When choosing the source and target language codes, keep a few things in mind.
What languages does Transifex support?
Transifex currently supports over 450 language locales. Different language codes for the same languages are used in Transifex because they have to do with different frameworks that our customers use.
What is a locale?
Some languages vary depending on which region it is spoken in. For example, English in the US differs from English in Australia, and French in France differs from French in Canada.
1. Full locale property
Our first suggestion would be to be as precise as possible and use a full locale property (e.g., “fr_FR”) instead of just a generic language (e.g., “fr”). It supports alternate spellings, date formats, and other differences between countries with a shared language.
It is especially relevant for languages like Spanish, French, and Portuguese with distinct locale differences (Spanish in Spain vs. Latin America, French in France vs. Canada, Portuguese in Portugal vs. Brazil).
If you know that you’re currently targeting the European market, it probably will make sense to set “es_ES” as a target language. There is a high chance that your company will grow and you’ll expand into the Latin American market, so down the road, you would need a new language to be added to your Transifex projects, specifically for Latam Spanish (“es_419”).
So, if you have a clear distinction from the beginning, it will always be easier for your internal teams and translators/vendors to know which language dialect they’re translating into.
2. Stay consistent
Make sure that you and your team that will be managing content in Transifex stay consistent with the choice of languages, as it is linked to essential features in Transifex - such as Translation Memory and Glossary.
Transifex treats language codes “en” and “en_US” as different languages, so you need to make sure that you choose one (e.g., “en_US”) and use it as a source language across all projects.

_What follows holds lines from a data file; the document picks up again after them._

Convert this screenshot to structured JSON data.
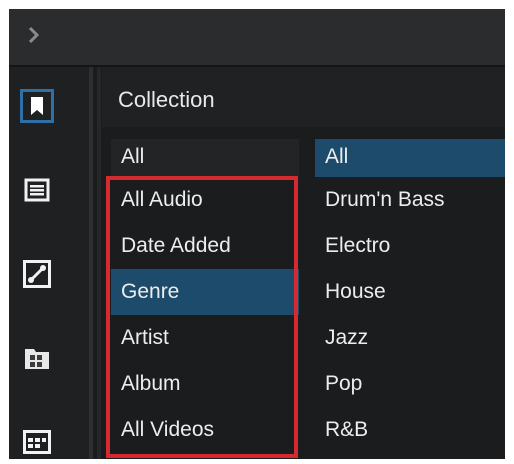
{
  "collection": {
    "title": "Collection",
    "categories": [
      {
        "label": "All",
        "selected": false
      },
      {
        "label": "All Audio",
        "selected": false
      },
      {
        "label": "Date Added",
        "selected": false
      },
      {
        "label": "Genre",
        "selected": true
      },
      {
        "label": "Artist",
        "selected": false
      },
      {
        "label": "Album",
        "selected": false
      },
      {
        "label": "All Videos",
        "selected": false
      }
    ],
    "values": [
      {
        "label": "All",
        "selected": true
      },
      {
        "label": "Drum'n Bass",
        "selected": false
      },
      {
        "label": "Electro",
        "selected": false
      },
      {
        "label": "House",
        "selected": false
      },
      {
        "label": "Jazz",
        "selected": false
      },
      {
        "label": "Pop",
        "selected": false
      },
      {
        "label": "R&B",
        "selected": false
      }
    ]
  },
  "sidebar": {
    "icons": [
      "bookmark-icon",
      "list-icon",
      "link-icon",
      "folder-grid-icon",
      "grid-icon"
    ],
    "active": "bookmark-icon"
  },
  "colors": {
    "selection": "#1d4b6c",
    "highlight_box": "#d42a30",
    "active_icon_border": "#2d6fa6"
  }
}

The same applies to choosing a target language: if you chose “es_ES” for European Spanish, stick to it and use it across all projects; don’t use generic “es” in one of the projects.
Following these two simple guidelines will help you keep things organized and manageable. What we're trying to avoid is the situation when you'll have to explain to your internal teams and translators:
Look, in our iOS project, although it says “es”, it’s LatAm Spanish; while in the Android project, there is a separate "es_419" target language - this one is for LatAm Spanish, and then there is also “es”, but that one is for European Spanish.
Be precise and consistent, and managing your languages and translations will be easy!